Iran’s largest automaker has just pulled the covers off of its newest model, the 2023 Saipa Atlas. Based on the 1996 Kia Pride, has been re-bodied to look like a new car. Not a modern new car, but different. And with those 1996 connections, even Saipa would have to admit this is a really crappy car. Let’s dig in to see if anything is really improved, or not.
Is a 1987 car a new car?
Saipa’s Atlas is a re-bodied version of its Pride, which made its debut in 2017. And the Pride was just a licensed 1996 Kia. But that architecture, based on the X200 architecture, dates back to 1987. Its stablemates were the Kia Pride, Ford Festiva, and Mazda 121. It’s not the worst platform ever made, but it is really old.
Over the years Saipa has improved the Pride, but using the basic 1987 platform allows for only so much improvement. So now we have the Atlas. Looking at the DLO tells you immediately this is just a reskinned Pride, so we’re right back to that old Kia underneath. It features a new front end, which looks almost identical to Ford’s Fiesta, without the Blue Oval.
Does the Saipa Atlas have any performance at all?
The bumper cover in the rear is revised, and both the front and rear lighting has been switched to LED. A new tailgate appears more contemporary. And those snazzy 13-inch hubcaps (or are they 14-inch?), tell you they’re attached to something really old.
Not brave enough to release interior shots, we know of a couple of improvements. For starters, the Atlas gets a seven-inch infotainment screen. To that, Saipa highlights automatic LED headlights, automatic windshield wipers, and optional electric seats, heated mirrors, a sunroof, electronic speed control, and blind spot detection. Those last couple of features really surprises us.
The somewhat noisy 1.5-liter gasoline engine has its sound muffled with more insulation than its predecessor. That four-cylinder is rated at 87 hp, with 129 lb-ft of torque.

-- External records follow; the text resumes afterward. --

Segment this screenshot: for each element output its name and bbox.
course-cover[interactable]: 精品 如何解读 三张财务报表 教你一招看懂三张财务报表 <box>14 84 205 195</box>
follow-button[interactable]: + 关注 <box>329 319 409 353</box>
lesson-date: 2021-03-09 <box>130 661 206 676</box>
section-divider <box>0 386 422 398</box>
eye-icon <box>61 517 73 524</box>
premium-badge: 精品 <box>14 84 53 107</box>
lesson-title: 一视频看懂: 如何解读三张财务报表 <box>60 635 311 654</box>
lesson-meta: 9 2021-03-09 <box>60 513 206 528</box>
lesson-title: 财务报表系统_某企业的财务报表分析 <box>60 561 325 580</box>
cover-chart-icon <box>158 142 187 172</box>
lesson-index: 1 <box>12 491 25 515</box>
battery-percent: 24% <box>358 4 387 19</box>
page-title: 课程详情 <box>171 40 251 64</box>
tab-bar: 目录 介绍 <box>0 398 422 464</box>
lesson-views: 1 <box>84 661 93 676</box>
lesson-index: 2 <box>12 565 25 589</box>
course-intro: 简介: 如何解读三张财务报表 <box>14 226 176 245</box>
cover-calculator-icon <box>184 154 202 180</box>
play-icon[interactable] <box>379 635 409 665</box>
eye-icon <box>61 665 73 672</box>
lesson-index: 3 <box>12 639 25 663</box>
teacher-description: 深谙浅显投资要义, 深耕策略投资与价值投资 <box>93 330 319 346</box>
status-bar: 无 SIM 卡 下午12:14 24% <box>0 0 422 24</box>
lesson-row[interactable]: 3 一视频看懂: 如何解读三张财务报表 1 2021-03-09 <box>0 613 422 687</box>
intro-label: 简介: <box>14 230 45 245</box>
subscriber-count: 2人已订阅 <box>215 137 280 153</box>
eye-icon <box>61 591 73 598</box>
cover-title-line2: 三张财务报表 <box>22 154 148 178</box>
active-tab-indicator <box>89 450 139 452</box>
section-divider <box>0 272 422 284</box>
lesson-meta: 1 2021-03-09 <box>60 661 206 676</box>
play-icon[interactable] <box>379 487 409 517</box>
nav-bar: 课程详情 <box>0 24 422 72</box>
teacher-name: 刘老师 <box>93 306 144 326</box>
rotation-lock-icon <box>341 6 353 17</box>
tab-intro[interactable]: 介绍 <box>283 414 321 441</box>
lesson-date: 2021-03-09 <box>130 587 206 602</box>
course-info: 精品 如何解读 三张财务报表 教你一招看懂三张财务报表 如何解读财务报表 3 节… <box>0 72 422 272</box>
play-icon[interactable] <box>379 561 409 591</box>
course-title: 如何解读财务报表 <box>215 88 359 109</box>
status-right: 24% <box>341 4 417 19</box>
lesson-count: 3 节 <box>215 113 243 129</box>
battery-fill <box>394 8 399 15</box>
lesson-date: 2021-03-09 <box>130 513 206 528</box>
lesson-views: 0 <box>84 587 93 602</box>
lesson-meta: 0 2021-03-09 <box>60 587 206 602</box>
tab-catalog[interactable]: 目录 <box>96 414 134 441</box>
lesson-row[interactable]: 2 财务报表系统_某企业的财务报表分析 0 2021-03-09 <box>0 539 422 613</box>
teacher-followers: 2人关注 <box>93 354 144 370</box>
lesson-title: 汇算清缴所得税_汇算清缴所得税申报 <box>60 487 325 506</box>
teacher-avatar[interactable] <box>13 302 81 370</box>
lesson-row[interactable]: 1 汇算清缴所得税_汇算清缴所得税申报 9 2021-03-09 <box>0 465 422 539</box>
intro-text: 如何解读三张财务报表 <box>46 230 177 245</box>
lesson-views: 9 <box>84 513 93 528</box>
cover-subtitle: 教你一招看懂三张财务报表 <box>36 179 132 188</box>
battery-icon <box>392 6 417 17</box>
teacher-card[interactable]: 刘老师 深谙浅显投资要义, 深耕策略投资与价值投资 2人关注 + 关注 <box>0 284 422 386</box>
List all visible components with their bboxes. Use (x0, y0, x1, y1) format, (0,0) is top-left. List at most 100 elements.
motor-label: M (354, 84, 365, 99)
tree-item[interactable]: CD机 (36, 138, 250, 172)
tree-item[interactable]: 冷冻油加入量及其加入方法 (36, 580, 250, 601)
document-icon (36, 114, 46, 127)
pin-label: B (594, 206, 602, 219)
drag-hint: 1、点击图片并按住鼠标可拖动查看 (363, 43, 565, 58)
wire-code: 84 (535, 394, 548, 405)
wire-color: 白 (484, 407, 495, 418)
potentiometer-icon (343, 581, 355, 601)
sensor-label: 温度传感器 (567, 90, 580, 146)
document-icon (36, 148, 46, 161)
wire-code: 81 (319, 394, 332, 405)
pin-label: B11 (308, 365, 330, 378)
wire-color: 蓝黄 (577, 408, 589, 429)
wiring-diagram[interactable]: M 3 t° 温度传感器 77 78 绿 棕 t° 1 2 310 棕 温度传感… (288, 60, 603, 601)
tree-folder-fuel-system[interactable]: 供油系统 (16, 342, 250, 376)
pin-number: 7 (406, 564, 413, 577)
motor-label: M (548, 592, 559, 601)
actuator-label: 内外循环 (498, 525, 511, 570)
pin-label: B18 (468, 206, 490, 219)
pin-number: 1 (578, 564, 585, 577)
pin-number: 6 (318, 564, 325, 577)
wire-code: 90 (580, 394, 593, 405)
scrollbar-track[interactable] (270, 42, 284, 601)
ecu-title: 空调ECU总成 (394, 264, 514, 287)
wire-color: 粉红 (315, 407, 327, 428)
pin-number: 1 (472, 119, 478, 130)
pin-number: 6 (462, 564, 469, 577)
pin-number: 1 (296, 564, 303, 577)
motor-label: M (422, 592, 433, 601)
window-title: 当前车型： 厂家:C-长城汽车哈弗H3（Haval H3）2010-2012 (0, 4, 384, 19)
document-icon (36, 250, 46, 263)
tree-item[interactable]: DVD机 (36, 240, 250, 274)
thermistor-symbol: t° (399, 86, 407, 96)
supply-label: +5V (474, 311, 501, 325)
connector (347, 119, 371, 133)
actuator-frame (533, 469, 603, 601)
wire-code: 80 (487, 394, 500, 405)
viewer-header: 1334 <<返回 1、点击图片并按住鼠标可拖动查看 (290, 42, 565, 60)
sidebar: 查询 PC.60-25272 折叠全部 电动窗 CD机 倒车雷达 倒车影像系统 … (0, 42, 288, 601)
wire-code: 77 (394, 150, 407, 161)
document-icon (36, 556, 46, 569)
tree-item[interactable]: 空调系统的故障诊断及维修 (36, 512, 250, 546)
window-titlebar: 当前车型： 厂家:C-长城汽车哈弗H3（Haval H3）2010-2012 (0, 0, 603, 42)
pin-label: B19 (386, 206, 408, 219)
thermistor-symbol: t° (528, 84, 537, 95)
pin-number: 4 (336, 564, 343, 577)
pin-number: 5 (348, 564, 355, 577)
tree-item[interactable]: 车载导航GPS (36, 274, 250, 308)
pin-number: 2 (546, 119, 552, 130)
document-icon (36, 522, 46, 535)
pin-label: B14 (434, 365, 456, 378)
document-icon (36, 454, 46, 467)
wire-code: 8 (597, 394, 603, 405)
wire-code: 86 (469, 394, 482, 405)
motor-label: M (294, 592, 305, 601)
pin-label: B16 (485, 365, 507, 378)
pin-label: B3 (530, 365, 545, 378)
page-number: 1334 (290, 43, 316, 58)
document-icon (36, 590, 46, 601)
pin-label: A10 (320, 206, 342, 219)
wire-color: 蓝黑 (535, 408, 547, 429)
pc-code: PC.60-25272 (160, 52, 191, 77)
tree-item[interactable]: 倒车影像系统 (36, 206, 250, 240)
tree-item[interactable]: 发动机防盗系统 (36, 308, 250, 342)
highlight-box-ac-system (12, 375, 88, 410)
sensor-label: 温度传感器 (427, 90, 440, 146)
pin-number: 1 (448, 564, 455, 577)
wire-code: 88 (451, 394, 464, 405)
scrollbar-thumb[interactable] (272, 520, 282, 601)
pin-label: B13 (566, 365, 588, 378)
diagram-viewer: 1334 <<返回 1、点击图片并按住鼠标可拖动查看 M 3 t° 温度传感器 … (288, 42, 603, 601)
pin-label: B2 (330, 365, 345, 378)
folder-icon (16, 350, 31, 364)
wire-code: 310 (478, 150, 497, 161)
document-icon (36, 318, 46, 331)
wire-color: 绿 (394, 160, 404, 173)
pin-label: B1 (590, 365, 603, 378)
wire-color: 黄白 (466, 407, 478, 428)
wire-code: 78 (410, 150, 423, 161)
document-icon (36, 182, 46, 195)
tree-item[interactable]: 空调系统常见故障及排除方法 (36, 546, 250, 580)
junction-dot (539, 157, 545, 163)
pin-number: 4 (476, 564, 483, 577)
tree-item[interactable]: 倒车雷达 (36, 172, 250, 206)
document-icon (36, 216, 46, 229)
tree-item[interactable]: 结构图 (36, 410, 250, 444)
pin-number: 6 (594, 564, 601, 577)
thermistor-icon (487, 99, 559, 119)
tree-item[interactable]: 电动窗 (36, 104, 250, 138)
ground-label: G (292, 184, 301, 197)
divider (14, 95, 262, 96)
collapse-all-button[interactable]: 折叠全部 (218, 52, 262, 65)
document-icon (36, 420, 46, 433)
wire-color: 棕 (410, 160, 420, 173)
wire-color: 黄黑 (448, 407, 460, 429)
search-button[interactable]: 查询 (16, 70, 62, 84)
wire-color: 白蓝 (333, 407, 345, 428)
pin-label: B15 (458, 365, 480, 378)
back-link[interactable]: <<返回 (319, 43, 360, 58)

We would stick with the available manual transmission to at least try to gain some semblance of performance. But there is also a CVT automatic transmission, which you would expect from this rather bland offering. What could be worse?
Does the Atlas have any new car safety features?
Saipa has found a lot of use for the X200 platform, with the Atlas just joining in on the party. It also makes the Tiba sedan, Saina sedan, and 151 pickup, from the same architecture. That’s good for them, but what about the passengers?
Ah, with the platform being so old, driving aids and safety features we take for granted are not part of the Atlas’ package. But is that even a consideration for Iranian consumers? For this segment, probably not. The goal here is affordability.
Using all that old crap means costs have been amortized for decades. Plus, if buyers want more, there is a Saipa SUV and sedan that are rebadged second-generation Toyota Yaris models. So while we wouldn’t want to be in an accident in one of these cheap Saipa cars, there are plenty of Iranians looking for good, cheap transportation who surely don’t mind.